Mullins’ travels in Europe made him a fan of wheat beers, like Witless Wheat, the Stooges’ summer seasonal made in the Hefeweizen style with imported hops and honey-roast malt. (Honey-roast malt is delicious, by the way, if you ever get a chance to crunch some before it’s brewed. You could pour milk over it and serve it as granola.) Witless Wheat offers green-banana flavors around the edges of your tongue, plus a taste of fresh honey and a bit of spice that’s more complex than most wheats I’ve tried.
Do the Stooges’ beers pair well with food? Bramon and Peck both say yes, but for very different reasons. Bramon “has a food in mind for every beer” he makes. Peck believes you “make the best beer possible and you will find a food to go with it.” He mentioned a local restaurant crafting ice cream with Knucklehead Porter, which makes me want to run to the store for ice and salt.
For now, The Brew Stooges’ beers are sold only in Alabama and only on draft.

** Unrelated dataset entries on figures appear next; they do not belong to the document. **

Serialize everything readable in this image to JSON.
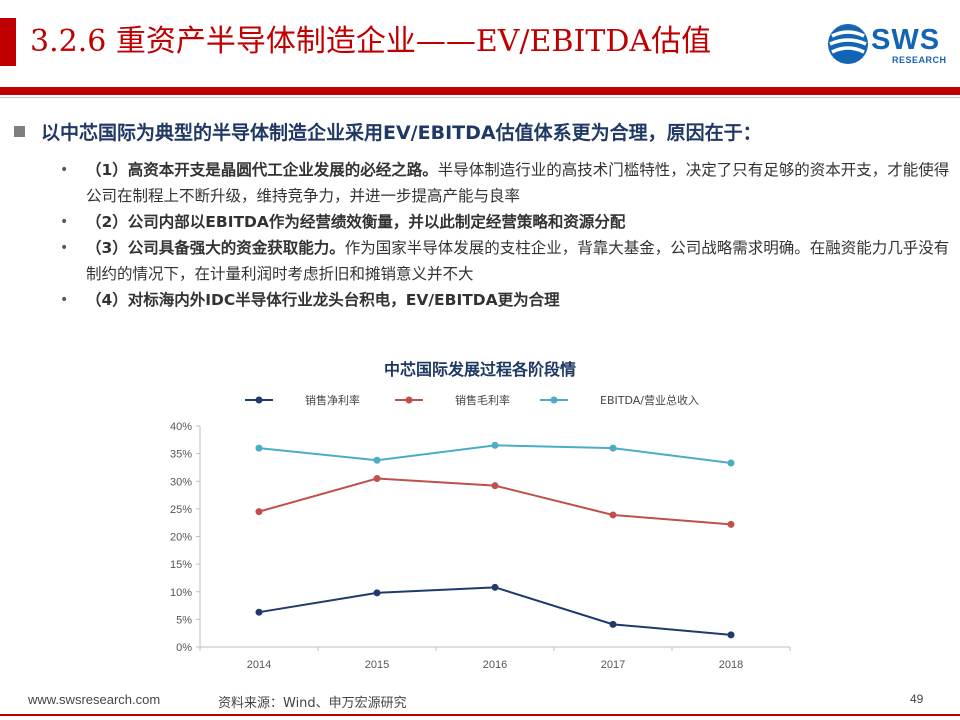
{
  "header": {
    "title": "3.2.6 重资产半导体制造企业——EV/EBITDA估值",
    "logo_text": "SWS",
    "logo_sub": "RESEARCH",
    "accent_color": "#c00000",
    "logo_color": "#1464b4"
  },
  "main_point": "以中芯国际为典型的半导体制造企业采用EV/EBITDA估值体系更为合理，原因在于：",
  "points": [
    {
      "bold": "（1）高资本开支是晶圆代工企业发展的必经之路。",
      "text": "半导体制造行业的高技术门槛特性，决定了只有足够的资本开支，才能使得公司在制程上不断升级，维持竞争力，并进一步提高产能与良率"
    },
    {
      "bold": "（2）公司内部以EBITDA作为经营绩效衡量，并以此制定经营策略和资源分配",
      "text": ""
    },
    {
      "bold": "（3）公司具备强大的资金获取能力。",
      "text": "作为国家半导体发展的支柱企业，背靠大基金，公司战略需求明确。在融资能力几乎没有制约的情况下，在计量利润时考虑折旧和摊销意义并不大"
    },
    {
      "bold": "（4）对标海内外IDC半导体行业龙头台积电，EV/EBITDA更为合理",
      "text": ""
    }
  ],
  "chart_data": {
    "type": "line",
    "title": "中芯国际发展过程各阶段情",
    "x": [
      "2014",
      "2015",
      "2016",
      "2017",
      "2018"
    ],
    "y_ticks": [
      "0%",
      "5%",
      "10%",
      "15%",
      "20%",
      "25%",
      "30%",
      "35%",
      "40%"
    ],
    "ylim": [
      0,
      40
    ],
    "legend_position": "top",
    "grid": false,
    "series": [
      {
        "name": "销售净利率",
        "color": "#1f3a6b",
        "values": [
          6.3,
          9.8,
          10.8,
          4.1,
          2.2
        ]
      },
      {
        "name": "销售毛利率",
        "color": "#c0504d",
        "values": [
          24.5,
          30.5,
          29.2,
          23.9,
          22.2
        ]
      },
      {
        "name": "EBITDA/营业总收入",
        "color": "#4bacc6",
        "values": [
          36.0,
          33.8,
          36.5,
          36.0,
          33.3
        ]
      }
    ]
  },
  "footer": {
    "website": "www.swsresearch.com",
    "source": "资料来源：Wind、申万宏源研究",
    "page": "49"
  }
}
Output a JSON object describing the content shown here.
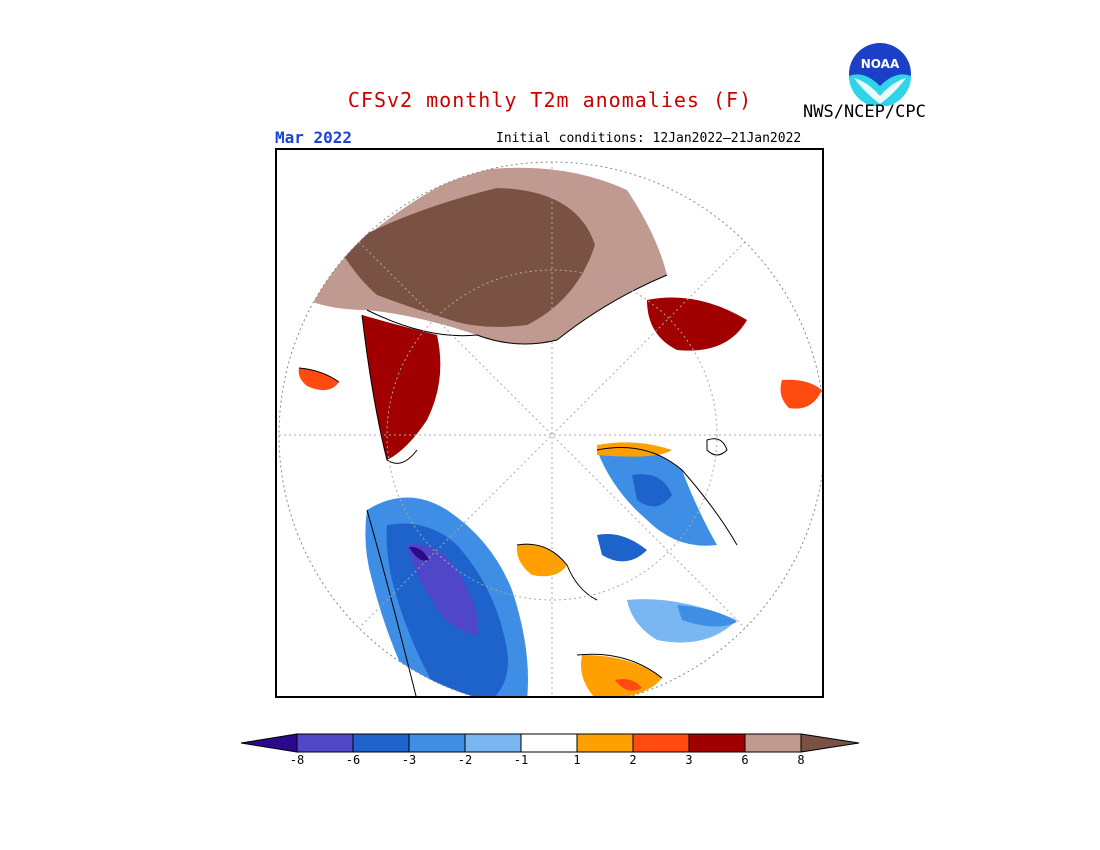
{
  "title": "CFSv2 monthly T2m anomalies (F)",
  "agency": "NWS/NCEP/CPC",
  "logo": {
    "text": "NOAA",
    "icon": "noaa-logo"
  },
  "target_month": "Mar 2022",
  "initial_conditions": "Initial conditions: 12Jan2022–21Jan2022",
  "colors": {
    "lt_m8": "#2a0a8a",
    "m8_m6": "#5046c8",
    "m6_m3": "#1e62cc",
    "m3_m2": "#3e8ee6",
    "m2_m1": "#7ab6f2",
    "m1_1": "#ffffff",
    "p1_p2": "#ffa000",
    "p2_p3": "#ff4a10",
    "p3_p6": "#a00000",
    "p6_p8": "#c09a90",
    "gt_p8": "#7a5244"
  },
  "colorbar": {
    "levels": [
      "-8",
      "-6",
      "-3",
      "-2",
      "-1",
      "1",
      "2",
      "3",
      "6",
      "8"
    ]
  }
}
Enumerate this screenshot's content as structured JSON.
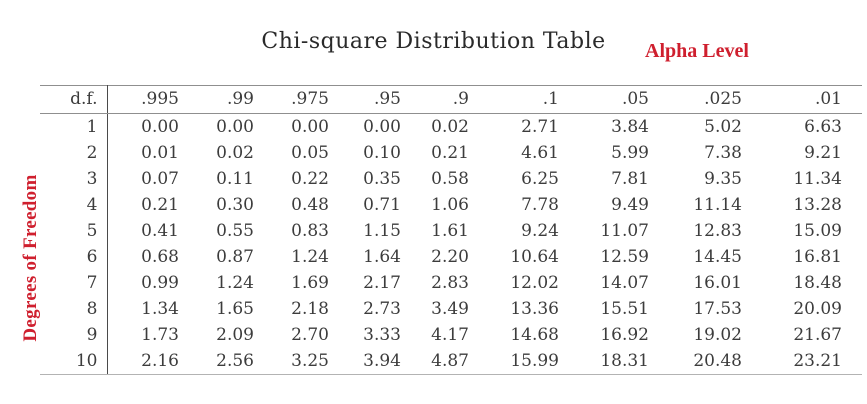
{
  "page": {
    "title": "Chi-square Distribution Table",
    "alpha_level_label": "Alpha Level",
    "degrees_of_freedom_label": "Degrees of Freedom"
  },
  "colors": {
    "accent_red": "#cf1f2e",
    "text": "#3c3c3c",
    "rule_gray": "#8f8f8f",
    "divider_gray": "#4a4a4a"
  },
  "chart_data": {
    "type": "table",
    "title": "Chi-square Distribution Table",
    "column_group_label": "Alpha Level",
    "row_group_label": "Degrees of Freedom",
    "corner_header": "d.f.",
    "column_headers": [
      ".995",
      ".99",
      ".975",
      ".95",
      ".9",
      ".1",
      ".05",
      ".025",
      ".01"
    ],
    "row_headers": [
      "1",
      "2",
      "3",
      "4",
      "5",
      "6",
      "7",
      "8",
      "9",
      "10"
    ],
    "rows": [
      [
        "0.00",
        "0.00",
        "0.00",
        "0.00",
        "0.02",
        "2.71",
        "3.84",
        "5.02",
        "6.63"
      ],
      [
        "0.01",
        "0.02",
        "0.05",
        "0.10",
        "0.21",
        "4.61",
        "5.99",
        "7.38",
        "9.21"
      ],
      [
        "0.07",
        "0.11",
        "0.22",
        "0.35",
        "0.58",
        "6.25",
        "7.81",
        "9.35",
        "11.34"
      ],
      [
        "0.21",
        "0.30",
        "0.48",
        "0.71",
        "1.06",
        "7.78",
        "9.49",
        "11.14",
        "13.28"
      ],
      [
        "0.41",
        "0.55",
        "0.83",
        "1.15",
        "1.61",
        "9.24",
        "11.07",
        "12.83",
        "15.09"
      ],
      [
        "0.68",
        "0.87",
        "1.24",
        "1.64",
        "2.20",
        "10.64",
        "12.59",
        "14.45",
        "16.81"
      ],
      [
        "0.99",
        "1.24",
        "1.69",
        "2.17",
        "2.83",
        "12.02",
        "14.07",
        "16.01",
        "18.48"
      ],
      [
        "1.34",
        "1.65",
        "2.18",
        "2.73",
        "3.49",
        "13.36",
        "15.51",
        "17.53",
        "20.09"
      ],
      [
        "1.73",
        "2.09",
        "2.70",
        "3.33",
        "4.17",
        "14.68",
        "16.92",
        "19.02",
        "21.67"
      ],
      [
        "2.16",
        "2.56",
        "3.25",
        "3.94",
        "4.87",
        "15.99",
        "18.31",
        "20.48",
        "23.21"
      ]
    ]
  }
}
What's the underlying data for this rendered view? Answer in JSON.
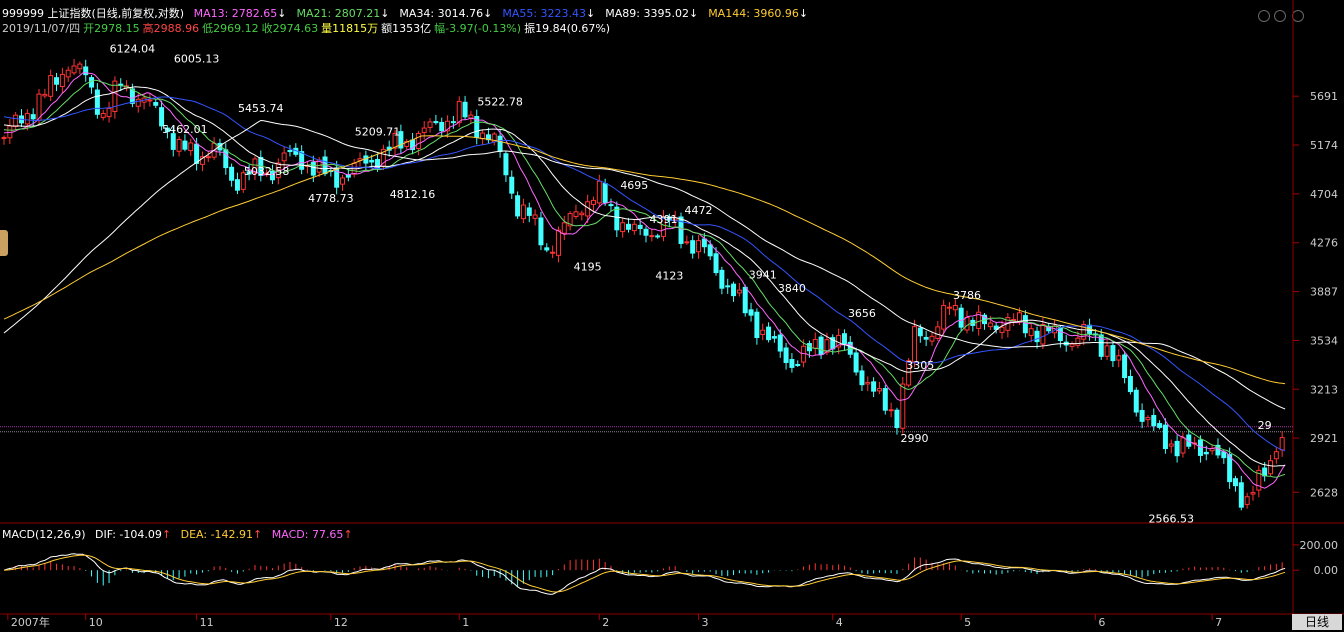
{
  "header": {
    "symbol": "999999 上证指数(日线,前复权,对数)",
    "ma": [
      {
        "label": "MA13: 2782.65",
        "arrow": "↓",
        "color": "#ff66ff"
      },
      {
        "label": "MA21: 2807.21",
        "arrow": "↓",
        "color": "#66dd66"
      },
      {
        "label": "MA34: 3014.76",
        "arrow": "↓",
        "color": "#ffffff"
      },
      {
        "label": "MA55: 3223.43",
        "arrow": "↓",
        "color": "#3355ff"
      },
      {
        "label": "MA89: 3395.02",
        "arrow": "↓",
        "color": "#ffffff"
      },
      {
        "label": "MA144: 3960.96",
        "arrow": "↓",
        "color": "#ffcc33"
      }
    ],
    "line2": [
      {
        "text": "2019/11/07/四",
        "color": "#cccccc"
      },
      {
        "text": "开2978.15",
        "color": "#44cc44"
      },
      {
        "text": "高2988.96",
        "color": "#ff4444"
      },
      {
        "text": "低2969.12",
        "color": "#44cc44"
      },
      {
        "text": "收2974.63",
        "color": "#44cc44"
      },
      {
        "text": "量11815万",
        "color": "#ffff44"
      },
      {
        "text": "额1353亿",
        "color": "#ffffff"
      },
      {
        "text": "幅-3.97(-0.13%)",
        "color": "#44cc44"
      },
      {
        "text": "振19.84(0.67%)",
        "color": "#ffffff"
      }
    ]
  },
  "macd_header": {
    "title": "MACD(12,26,9)",
    "dif": "DIF: -104.09",
    "dea": "DEA: -142.91",
    "macd": "MACD: 77.65",
    "arrow": "↑"
  },
  "tab_label": "日线",
  "colors": {
    "up": "#ff3333",
    "down": "#44ffff",
    "grid": "#7a0000",
    "bg": "#000000"
  },
  "chart_data": {
    "type": "candlestick",
    "y_scale": "log",
    "ylim": [
      2480,
      6400
    ],
    "y_ticks": [
      "5691",
      "5174",
      "4704",
      "4276",
      "3887",
      "3534",
      "3213",
      "2921",
      "2628"
    ],
    "x_labels": [
      "2007年",
      "10",
      "11",
      "12",
      "1",
      "2",
      "3",
      "4",
      "5",
      "6",
      "7"
    ],
    "price_labels": [
      "6124.04",
      "6005.13",
      "5462.01",
      "5453.74",
      "5032.58",
      "5209.71",
      "4778.73",
      "4812.16",
      "5522.78",
      "4695",
      "4391",
      "4472",
      "4195",
      "4123",
      "3941",
      "3840",
      "3656",
      "3305",
      "2990",
      "3786",
      "2566.53",
      "29"
    ],
    "anchors": [
      [
        0,
        5250
      ],
      [
        8,
        5520
      ],
      [
        14,
        5700
      ],
      [
        22,
        6080
      ],
      [
        28,
        5900
      ],
      [
        34,
        5500
      ],
      [
        40,
        5820
      ],
      [
        48,
        5650
      ],
      [
        54,
        5440
      ],
      [
        60,
        5140
      ],
      [
        66,
        5070
      ],
      [
        72,
        5150
      ],
      [
        78,
        4830
      ],
      [
        84,
        4910
      ],
      [
        90,
        4890
      ],
      [
        96,
        5060
      ],
      [
        104,
        5000
      ],
      [
        112,
        4840
      ],
      [
        120,
        4930
      ],
      [
        128,
        5060
      ],
      [
        136,
        5190
      ],
      [
        144,
        5300
      ],
      [
        150,
        5420
      ],
      [
        156,
        5500
      ],
      [
        162,
        5380
      ],
      [
        168,
        5200
      ],
      [
        172,
        4900
      ],
      [
        176,
        4600
      ],
      [
        180,
        4500
      ],
      [
        186,
        4230
      ],
      [
        192,
        4400
      ],
      [
        198,
        4620
      ],
      [
        204,
        4700
      ],
      [
        210,
        4500
      ],
      [
        216,
        4350
      ],
      [
        222,
        4380
      ],
      [
        228,
        4450
      ],
      [
        234,
        4300
      ],
      [
        240,
        4200
      ],
      [
        246,
        3990
      ],
      [
        252,
        3800
      ],
      [
        258,
        3650
      ],
      [
        264,
        3480
      ],
      [
        270,
        3390
      ],
      [
        276,
        3450
      ],
      [
        282,
        3550
      ],
      [
        288,
        3480
      ],
      [
        294,
        3300
      ],
      [
        300,
        3140
      ],
      [
        306,
        3060
      ],
      [
        312,
        3560
      ],
      [
        318,
        3600
      ],
      [
        324,
        3760
      ],
      [
        330,
        3700
      ],
      [
        336,
        3630
      ],
      [
        342,
        3680
      ],
      [
        348,
        3650
      ],
      [
        354,
        3610
      ],
      [
        360,
        3570
      ],
      [
        366,
        3540
      ],
      [
        372,
        3580
      ],
      [
        378,
        3490
      ],
      [
        384,
        3280
      ],
      [
        390,
        3050
      ],
      [
        396,
        2930
      ],
      [
        402,
        2880
      ],
      [
        408,
        2850
      ],
      [
        414,
        2880
      ],
      [
        420,
        2690
      ],
      [
        426,
        2590
      ],
      [
        432,
        2720
      ],
      [
        437,
        2940
      ]
    ],
    "series": [
      {
        "name": "MA13",
        "color": "#ff66ff"
      },
      {
        "name": "MA21",
        "color": "#66dd66"
      },
      {
        "name": "MA34",
        "color": "#ffffff"
      },
      {
        "name": "MA55",
        "color": "#3355ff"
      },
      {
        "name": "MA89",
        "color": "#ffffff"
      },
      {
        "name": "MA144",
        "color": "#ffcc33"
      }
    ],
    "macd": {
      "ticks": [
        "200.00",
        "0.00"
      ],
      "ylim": [
        -330,
        270
      ]
    }
  }
}
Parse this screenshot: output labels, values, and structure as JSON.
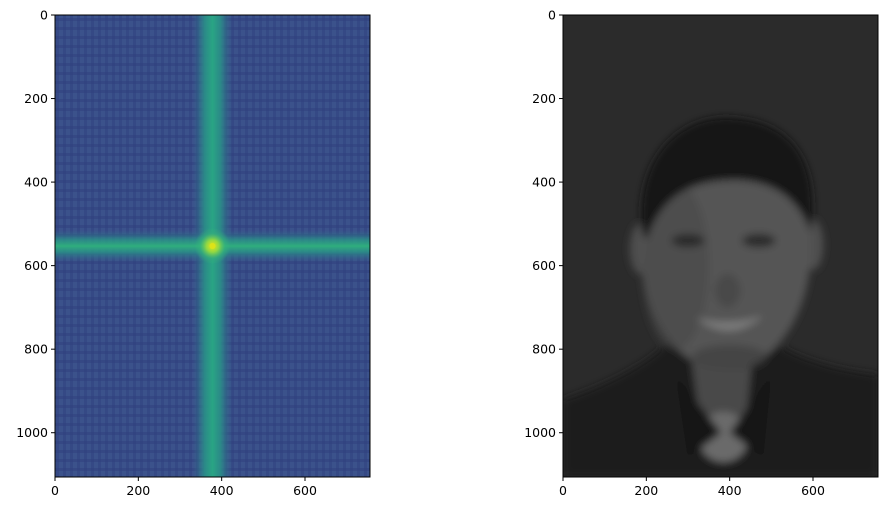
{
  "chart_data": [
    {
      "type": "heatmap",
      "content": "2D Fourier magnitude spectrum",
      "colormap": "viridis",
      "xlim": [
        0,
        756
      ],
      "ylim": [
        1106,
        0
      ],
      "xticks": [
        0,
        200,
        400,
        600
      ],
      "yticks": [
        0,
        200,
        400,
        600,
        800,
        1000
      ],
      "xtick_labels": [
        "0",
        "200",
        "400",
        "600"
      ],
      "ytick_labels": [
        "0",
        "200",
        "400",
        "600",
        "800",
        "1000"
      ],
      "center": {
        "x": 378,
        "y": 553
      },
      "grid": false
    },
    {
      "type": "heatmap",
      "content": "blurred grayscale portrait",
      "colormap": "gray",
      "xlim": [
        0,
        756
      ],
      "ylim": [
        1106,
        0
      ],
      "xticks": [
        0,
        200,
        400,
        600
      ],
      "yticks": [
        0,
        200,
        400,
        600,
        800,
        1000
      ],
      "xtick_labels": [
        "0",
        "200",
        "400",
        "600"
      ],
      "ytick_labels": [
        "0",
        "200",
        "400",
        "600",
        "800",
        "1000"
      ],
      "grid": false
    }
  ],
  "colors": {
    "viridis_dark": "#3b528b",
    "viridis_mid": "#2c8c8c",
    "viridis_bright": "#35b779",
    "viridis_peak": "#dde318",
    "gray_background": "#2b2b2b",
    "gray_face": "#555555",
    "gray_hair": "#151515"
  }
}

You can find them at the Loda Bier Garten, Buck’s Pizza Downtown, the Hungry Owl and several Mellow Mushroom venues, but they tend to sell out quick. The Stooges brew in two 500-gallon tanks with a 30-barrel per month output, currently, and struggle to meet demand – although they hope to double production without adding new tanks (“We’re a microbrewery,” emphasizes Peck).
Their Huntsville tap room has 10 beers on draft and is open Thursdays, Fridays and Saturdays from 5-8 p.m. unless the guys take pity and open just for you (like they did for me, earning eternal gratitude).
The Brew Stooges love Mobile, by the way, after visiting to promote their wares. Chris met tons of “cool people who like to drink and talk about beer.” He sees “a match made in heaven” between the Stooges and Mobile, so I may have imagined that whole engineering-challenge thing. But it’s still an interesting theory.